BRATTLEBORO — Textbook descriptions of 20th-century art movements typically trace a progression from abstract expressionism to color field, followed by pop art as a reaction to color field.
However, a new exhibit at the Brattleboro Museum & Art Center (BMAC), “Figuration Never Died: New York Painterly Painting, 1950–1970,” reveals an untold part of the story, highlighting a generation of New York artists who absorbed the lessons of abstract expressionism but never abandoned figurative painting.
Curator Karen Wilkin, an author, art critic, and head of art history at the New York Studio School, has selected 20 works by 10 artists who played a significant role in this movement: Robert De Niro Sr., Lois Dodd, Jane Freilicher, Paul Georges, Grace Hartigan, Wolf Kahn, Alex Katz, Albert Kresch, Paul Resika, and Anne Tabachnick.
Many of them were students of Hans Hofmann, and several had close working relationships with each other.
In an essay written to accompany the exhibit, Wilkin writes that while many young artists of the time looked to Willem de Kooning for inspiration, the artists in this exhibit invented “a new kind of 'painterly' painting more indebted to Édouard Manet's early work than to de Kooning.”
The exhibit is accompanied by a 120-page book of the same title, published by The Artist Book Foundation. The book includes images of all the paintings in the exhibit, as well as Wilkin's essay, additional images, and a foreword by art historian Bruce Weber.
Weber writes that Wilkin's work “adds a new dimension to the history of a most significant chapter in recent Modernism, enlarging our conception of New York School painting and providing a fuller context for our greater understanding and appreciation of today's multiplicity of approaches to art.”
The idea for the exhibit emerged from a conversation between BMAC Director Danny Lichtenfeld and artist Stephen Hannock.
In discussing the legacies of Robert De Niro Sr., Al Kresch, Paul Resika, and Wolf Kahn, the two realized that, as Lichtenfeld writes in his introduction to Wilkin's book, “there was a story to be told here - of a group of New York artists who came of age in the 1950s, absorbed the lessons of Abstract Expressionism, but never strayed from figurative painting, at least not for long.”
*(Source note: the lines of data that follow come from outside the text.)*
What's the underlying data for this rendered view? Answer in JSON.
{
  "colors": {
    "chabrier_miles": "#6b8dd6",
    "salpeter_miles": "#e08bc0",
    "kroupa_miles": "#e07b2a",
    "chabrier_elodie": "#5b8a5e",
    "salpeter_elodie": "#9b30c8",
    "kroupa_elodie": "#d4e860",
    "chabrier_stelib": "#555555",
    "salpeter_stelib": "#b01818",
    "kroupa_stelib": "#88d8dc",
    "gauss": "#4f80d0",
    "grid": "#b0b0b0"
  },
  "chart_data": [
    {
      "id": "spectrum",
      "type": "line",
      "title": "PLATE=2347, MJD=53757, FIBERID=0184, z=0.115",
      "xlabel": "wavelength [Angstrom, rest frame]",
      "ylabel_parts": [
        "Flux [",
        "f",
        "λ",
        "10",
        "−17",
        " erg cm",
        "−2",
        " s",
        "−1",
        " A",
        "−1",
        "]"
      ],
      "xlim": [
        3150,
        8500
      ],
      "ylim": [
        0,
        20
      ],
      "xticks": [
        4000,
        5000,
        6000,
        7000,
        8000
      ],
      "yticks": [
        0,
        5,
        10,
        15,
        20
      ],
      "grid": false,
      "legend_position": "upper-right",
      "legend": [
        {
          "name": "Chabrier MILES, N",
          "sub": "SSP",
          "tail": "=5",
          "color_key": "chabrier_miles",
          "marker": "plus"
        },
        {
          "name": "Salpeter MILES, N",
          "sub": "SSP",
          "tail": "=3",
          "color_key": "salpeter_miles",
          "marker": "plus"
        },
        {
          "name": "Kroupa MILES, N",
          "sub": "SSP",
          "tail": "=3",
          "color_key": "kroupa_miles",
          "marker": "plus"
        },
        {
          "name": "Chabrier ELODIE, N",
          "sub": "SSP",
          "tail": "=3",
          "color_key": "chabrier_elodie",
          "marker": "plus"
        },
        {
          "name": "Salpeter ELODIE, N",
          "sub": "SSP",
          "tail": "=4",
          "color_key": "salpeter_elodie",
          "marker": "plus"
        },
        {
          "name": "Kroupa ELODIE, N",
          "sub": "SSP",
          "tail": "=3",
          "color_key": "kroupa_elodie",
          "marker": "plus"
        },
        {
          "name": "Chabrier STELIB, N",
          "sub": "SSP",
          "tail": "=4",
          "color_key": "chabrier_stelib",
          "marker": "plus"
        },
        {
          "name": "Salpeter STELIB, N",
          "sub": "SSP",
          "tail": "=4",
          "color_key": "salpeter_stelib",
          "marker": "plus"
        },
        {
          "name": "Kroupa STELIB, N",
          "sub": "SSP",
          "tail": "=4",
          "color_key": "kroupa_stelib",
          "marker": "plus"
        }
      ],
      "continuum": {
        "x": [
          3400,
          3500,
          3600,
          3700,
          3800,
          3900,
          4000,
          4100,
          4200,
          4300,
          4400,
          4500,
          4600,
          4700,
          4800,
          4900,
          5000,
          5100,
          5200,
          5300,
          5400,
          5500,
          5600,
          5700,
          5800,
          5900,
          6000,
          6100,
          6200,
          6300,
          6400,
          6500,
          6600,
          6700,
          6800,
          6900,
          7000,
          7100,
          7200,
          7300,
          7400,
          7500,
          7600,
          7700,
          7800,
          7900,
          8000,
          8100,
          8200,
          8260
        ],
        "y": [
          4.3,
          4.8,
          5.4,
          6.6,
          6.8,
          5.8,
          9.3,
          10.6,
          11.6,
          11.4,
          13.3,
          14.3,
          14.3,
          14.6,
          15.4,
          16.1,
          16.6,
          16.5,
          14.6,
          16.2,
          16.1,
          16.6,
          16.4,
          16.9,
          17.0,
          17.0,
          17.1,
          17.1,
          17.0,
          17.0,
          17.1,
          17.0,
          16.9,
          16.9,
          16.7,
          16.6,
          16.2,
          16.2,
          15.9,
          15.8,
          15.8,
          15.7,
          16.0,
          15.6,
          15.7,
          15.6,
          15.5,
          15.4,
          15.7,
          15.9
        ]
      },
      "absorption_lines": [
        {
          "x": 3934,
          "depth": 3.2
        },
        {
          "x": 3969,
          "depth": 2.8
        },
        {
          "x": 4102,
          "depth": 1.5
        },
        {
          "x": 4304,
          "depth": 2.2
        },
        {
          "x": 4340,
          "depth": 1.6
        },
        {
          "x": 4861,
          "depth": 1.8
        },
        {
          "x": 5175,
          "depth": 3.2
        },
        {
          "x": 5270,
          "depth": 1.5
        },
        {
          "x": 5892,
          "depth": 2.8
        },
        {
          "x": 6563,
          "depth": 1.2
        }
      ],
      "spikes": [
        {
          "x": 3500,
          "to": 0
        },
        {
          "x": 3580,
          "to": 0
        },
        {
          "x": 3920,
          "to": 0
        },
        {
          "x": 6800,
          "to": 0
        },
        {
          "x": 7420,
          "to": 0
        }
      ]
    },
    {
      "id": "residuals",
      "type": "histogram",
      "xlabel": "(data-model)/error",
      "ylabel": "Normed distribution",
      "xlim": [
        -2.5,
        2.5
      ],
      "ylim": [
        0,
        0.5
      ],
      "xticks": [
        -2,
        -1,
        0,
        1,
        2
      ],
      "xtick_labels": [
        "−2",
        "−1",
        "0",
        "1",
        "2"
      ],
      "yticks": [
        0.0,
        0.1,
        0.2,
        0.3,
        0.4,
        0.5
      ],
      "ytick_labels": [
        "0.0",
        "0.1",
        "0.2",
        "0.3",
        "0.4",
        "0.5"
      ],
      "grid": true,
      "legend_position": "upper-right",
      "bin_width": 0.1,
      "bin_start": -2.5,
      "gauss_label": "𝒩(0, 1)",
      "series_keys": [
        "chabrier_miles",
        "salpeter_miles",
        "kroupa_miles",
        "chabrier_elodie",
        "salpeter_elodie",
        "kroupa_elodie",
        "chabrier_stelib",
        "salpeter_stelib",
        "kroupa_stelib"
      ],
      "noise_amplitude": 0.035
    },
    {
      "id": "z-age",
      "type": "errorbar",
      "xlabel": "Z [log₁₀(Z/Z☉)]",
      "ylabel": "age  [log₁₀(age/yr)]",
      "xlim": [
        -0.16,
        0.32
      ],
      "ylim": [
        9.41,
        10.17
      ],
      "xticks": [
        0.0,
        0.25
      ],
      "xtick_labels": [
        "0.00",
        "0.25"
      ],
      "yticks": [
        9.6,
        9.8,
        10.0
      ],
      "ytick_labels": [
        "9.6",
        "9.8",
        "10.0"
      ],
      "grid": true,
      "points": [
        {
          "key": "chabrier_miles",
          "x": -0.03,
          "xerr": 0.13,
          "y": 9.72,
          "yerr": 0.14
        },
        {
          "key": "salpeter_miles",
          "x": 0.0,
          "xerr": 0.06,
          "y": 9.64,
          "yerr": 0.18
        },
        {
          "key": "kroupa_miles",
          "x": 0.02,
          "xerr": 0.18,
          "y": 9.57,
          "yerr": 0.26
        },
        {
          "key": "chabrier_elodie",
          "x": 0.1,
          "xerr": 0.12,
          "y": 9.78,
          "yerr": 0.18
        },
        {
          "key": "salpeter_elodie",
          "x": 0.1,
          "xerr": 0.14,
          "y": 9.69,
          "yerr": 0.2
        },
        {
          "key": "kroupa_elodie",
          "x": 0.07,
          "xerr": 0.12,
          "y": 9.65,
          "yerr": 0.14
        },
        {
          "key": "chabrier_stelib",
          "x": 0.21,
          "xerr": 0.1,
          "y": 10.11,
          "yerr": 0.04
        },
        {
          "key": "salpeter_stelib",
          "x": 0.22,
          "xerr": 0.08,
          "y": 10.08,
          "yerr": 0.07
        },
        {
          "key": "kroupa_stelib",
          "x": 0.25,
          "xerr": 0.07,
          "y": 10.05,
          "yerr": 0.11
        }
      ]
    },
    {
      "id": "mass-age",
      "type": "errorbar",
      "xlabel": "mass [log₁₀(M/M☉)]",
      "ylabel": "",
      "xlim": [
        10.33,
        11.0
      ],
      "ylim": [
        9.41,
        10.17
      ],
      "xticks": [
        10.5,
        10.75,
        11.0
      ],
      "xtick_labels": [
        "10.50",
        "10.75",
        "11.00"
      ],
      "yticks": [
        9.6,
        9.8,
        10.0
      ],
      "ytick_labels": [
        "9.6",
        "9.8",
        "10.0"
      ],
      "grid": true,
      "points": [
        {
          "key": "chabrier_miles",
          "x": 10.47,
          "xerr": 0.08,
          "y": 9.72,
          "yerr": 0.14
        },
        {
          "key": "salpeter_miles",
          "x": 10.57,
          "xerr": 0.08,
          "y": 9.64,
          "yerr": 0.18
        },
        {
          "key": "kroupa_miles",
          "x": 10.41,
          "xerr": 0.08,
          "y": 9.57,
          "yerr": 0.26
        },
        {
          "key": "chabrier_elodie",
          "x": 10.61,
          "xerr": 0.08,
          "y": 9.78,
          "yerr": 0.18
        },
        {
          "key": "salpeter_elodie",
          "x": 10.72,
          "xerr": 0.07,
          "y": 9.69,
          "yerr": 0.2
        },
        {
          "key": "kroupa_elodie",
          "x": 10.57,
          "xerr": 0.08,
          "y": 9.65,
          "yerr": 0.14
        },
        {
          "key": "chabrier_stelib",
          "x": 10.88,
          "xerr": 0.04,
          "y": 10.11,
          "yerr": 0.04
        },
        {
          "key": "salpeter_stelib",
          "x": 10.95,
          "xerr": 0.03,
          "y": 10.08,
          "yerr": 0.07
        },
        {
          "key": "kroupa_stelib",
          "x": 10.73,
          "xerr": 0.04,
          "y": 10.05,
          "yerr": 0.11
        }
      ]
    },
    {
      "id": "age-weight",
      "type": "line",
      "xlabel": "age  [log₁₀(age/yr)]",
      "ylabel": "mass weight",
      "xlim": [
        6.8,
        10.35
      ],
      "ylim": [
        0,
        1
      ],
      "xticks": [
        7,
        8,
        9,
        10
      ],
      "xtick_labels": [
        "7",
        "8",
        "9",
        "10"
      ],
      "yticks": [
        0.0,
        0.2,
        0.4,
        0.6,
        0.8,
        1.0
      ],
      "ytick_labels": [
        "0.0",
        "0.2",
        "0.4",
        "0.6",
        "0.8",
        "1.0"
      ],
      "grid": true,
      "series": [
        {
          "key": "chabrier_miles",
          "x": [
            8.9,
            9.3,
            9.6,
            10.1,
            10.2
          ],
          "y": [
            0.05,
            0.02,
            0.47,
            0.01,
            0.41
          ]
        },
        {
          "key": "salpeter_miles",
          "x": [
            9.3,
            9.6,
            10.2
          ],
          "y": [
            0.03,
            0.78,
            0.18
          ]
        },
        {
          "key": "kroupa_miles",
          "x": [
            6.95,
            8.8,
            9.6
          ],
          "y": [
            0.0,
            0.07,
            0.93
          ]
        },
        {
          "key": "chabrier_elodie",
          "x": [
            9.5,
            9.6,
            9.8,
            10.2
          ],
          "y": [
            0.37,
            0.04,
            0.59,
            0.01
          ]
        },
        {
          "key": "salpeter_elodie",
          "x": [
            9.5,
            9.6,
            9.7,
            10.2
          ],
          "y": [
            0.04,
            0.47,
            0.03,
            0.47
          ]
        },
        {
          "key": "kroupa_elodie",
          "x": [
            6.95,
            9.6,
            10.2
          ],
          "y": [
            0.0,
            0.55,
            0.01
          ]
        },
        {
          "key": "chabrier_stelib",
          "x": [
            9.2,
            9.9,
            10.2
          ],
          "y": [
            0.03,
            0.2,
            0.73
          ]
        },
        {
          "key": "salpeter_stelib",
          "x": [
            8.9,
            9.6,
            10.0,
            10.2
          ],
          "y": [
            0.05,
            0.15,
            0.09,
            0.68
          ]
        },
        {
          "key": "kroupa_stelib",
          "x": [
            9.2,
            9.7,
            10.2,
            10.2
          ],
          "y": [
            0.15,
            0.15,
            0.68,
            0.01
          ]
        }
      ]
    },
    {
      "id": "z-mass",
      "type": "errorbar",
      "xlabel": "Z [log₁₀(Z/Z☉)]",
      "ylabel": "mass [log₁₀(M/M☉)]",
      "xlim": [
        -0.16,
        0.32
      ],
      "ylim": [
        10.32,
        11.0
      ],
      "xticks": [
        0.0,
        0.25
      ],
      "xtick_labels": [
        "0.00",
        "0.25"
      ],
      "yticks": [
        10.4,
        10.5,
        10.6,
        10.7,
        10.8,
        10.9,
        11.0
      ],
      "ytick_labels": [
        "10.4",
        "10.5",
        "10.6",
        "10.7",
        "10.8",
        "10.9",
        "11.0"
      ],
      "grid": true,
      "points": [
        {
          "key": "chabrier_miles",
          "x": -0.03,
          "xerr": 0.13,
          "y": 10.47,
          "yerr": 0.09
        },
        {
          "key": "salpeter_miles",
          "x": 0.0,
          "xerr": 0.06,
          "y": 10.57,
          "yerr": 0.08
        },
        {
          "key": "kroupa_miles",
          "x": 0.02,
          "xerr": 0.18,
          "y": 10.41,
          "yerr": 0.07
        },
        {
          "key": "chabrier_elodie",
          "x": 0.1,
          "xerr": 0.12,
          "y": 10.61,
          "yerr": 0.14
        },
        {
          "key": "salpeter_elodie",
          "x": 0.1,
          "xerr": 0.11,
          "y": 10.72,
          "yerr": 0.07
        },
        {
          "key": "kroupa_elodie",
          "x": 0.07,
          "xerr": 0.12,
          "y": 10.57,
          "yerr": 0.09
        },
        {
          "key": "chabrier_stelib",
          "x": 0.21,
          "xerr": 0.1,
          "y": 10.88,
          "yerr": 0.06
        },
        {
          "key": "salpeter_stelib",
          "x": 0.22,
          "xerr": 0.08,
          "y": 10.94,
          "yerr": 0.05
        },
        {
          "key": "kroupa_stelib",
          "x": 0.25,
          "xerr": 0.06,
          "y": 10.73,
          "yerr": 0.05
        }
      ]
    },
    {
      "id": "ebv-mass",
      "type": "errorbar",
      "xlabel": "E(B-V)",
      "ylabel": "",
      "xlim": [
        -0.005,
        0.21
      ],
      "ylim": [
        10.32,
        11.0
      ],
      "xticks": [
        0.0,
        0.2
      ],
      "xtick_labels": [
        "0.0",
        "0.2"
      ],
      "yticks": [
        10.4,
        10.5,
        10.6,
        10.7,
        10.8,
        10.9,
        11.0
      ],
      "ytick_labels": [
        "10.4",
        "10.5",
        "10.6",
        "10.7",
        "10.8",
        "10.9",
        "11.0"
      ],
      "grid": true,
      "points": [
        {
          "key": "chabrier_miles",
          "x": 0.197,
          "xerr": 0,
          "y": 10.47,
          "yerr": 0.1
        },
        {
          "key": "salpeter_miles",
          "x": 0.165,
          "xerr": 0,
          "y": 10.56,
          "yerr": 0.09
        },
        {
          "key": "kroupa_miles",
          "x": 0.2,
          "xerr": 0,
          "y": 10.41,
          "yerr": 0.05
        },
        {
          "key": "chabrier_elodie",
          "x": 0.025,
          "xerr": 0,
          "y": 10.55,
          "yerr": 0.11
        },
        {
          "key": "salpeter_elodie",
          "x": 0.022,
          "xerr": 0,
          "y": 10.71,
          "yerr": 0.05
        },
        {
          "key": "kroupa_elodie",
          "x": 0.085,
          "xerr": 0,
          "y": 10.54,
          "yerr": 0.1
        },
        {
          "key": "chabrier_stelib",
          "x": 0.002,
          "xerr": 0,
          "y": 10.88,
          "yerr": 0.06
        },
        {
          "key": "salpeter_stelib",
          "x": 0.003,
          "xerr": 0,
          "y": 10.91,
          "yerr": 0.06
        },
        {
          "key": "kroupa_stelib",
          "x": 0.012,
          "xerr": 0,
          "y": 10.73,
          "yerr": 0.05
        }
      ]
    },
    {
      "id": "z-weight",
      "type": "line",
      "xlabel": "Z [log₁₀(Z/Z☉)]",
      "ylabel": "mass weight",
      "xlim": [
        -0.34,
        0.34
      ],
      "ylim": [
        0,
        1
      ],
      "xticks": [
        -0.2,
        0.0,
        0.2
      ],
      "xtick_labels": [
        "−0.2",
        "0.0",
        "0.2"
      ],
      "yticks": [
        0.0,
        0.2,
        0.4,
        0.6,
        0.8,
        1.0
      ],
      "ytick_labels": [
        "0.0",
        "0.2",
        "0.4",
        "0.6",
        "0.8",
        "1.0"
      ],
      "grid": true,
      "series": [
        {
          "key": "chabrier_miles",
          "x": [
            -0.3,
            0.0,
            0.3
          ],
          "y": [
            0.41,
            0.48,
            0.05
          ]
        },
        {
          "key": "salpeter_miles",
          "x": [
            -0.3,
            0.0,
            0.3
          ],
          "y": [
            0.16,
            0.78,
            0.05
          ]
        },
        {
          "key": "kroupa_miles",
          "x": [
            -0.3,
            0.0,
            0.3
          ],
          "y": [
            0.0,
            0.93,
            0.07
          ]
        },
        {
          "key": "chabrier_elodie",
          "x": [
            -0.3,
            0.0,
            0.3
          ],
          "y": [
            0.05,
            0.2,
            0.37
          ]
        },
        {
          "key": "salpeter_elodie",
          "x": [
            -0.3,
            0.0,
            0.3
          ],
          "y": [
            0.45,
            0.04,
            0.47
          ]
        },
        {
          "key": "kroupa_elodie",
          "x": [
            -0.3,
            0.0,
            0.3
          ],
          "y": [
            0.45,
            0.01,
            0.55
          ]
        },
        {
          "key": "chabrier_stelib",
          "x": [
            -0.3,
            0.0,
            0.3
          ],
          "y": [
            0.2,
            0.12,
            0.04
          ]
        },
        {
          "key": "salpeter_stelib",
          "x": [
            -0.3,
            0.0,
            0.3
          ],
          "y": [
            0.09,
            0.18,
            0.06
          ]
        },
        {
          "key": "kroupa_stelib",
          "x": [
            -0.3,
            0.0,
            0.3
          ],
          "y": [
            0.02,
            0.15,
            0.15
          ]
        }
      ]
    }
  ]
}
Lichtenfeld writes that he and Hannock knew immediately that “the incisive scholar and curator Karen Wilkin should be the one to tell that story. We were thrilled when she agreed to do so and could not be more pleased with how the exhibition has come to fruition.”
BMAC has a particular connection to one of the artists in the exhibit, Wolf Kahn, who was a longtime friend and patron of the Museum along with his wife, artist Emily Mason.
In a 2000 interview with David Cohen, Kahn said, “I suppose I care much more about a landscape than I wish to let on. But I'm also terribly aware that landscape as a genre has been debased over the last 50 years so that there is very little possibility of doing something that has, say, an ideological, religious or nationalistic meaning, all of which were apropos in the 19th century. At this point the only meaning I can really assign to it is painterly.”
Kahn died in March, six months before the exhibit opened. Like Kahn, all the other artists in the exhibit were born in the 1920s.
“It is our great hope,” said Lichtenfeld, “that this exhibition and publication will help clarify the important place these artists, only a few of whom are still with us today, occupy in the history of American painting.”